There are Chinese Racists and There are Chinese Global Citizens

China House students working with wildlife conservation staff in Kenya to install lights as a means to reduce human-animal interaction.

Let’s admit right up front that there are racists in China and let’s not pretend there wasn’t racial discrimination against Africans in Guangzhou — although recent events there were much more than just an outright expression of discrimination against Africans and black people: it was also a mixture of fear about COVID-19, the legal status of certain immigrants, miscommunication… and, yes, racism.

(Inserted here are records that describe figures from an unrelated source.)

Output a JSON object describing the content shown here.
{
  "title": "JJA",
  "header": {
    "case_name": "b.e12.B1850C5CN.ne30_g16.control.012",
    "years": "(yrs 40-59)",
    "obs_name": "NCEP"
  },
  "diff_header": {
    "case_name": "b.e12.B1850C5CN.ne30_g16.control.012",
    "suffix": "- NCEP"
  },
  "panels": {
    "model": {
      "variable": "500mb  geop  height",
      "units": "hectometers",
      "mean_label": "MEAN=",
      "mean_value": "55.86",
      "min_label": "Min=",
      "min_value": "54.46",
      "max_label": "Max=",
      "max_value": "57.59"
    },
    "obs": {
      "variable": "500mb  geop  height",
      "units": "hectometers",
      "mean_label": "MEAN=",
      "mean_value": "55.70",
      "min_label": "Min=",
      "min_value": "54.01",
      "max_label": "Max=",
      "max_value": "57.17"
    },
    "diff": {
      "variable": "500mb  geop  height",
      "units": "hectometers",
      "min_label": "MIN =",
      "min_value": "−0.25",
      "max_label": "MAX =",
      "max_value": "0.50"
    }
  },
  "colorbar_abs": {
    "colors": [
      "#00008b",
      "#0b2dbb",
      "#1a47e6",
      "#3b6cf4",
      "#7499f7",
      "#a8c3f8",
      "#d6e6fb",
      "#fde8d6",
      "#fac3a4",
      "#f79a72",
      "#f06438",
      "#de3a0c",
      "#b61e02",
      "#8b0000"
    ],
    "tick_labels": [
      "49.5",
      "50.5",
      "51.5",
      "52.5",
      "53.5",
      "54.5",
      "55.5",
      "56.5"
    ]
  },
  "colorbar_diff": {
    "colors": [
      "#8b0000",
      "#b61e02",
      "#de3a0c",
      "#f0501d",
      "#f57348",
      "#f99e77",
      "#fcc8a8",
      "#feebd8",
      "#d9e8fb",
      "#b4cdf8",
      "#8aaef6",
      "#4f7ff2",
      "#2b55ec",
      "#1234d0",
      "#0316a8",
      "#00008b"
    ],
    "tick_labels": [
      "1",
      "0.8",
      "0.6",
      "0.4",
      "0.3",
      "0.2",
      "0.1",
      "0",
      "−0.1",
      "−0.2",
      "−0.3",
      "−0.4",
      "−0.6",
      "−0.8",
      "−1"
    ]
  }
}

As someone who’s worked, traveled and studied across Africa, Latin America, and Asia over the past years, I have seen discrimination almost everywhere. Chinese discriminate against locals, locals discriminate against Chinese, locals discriminate against locals, Chinese discriminate against Chinese… and I will admit that I personally think many Chinese are actually more racist than average racists I have encountered around the world: they are used living in ethnically- homogeneous communities where many people were raised with a traditional outlook on race that goes something like this: “if not my race, the heart must be different” (非我族类,其心必异). Furthermore, the fact that most Chinese people have never met someone of a different racial or ethnic background, don’t read the same things on social media due to China’s internet censorship and, even if they do meet face-to-face, often can’t communicate well with one another due a sizable language barrier.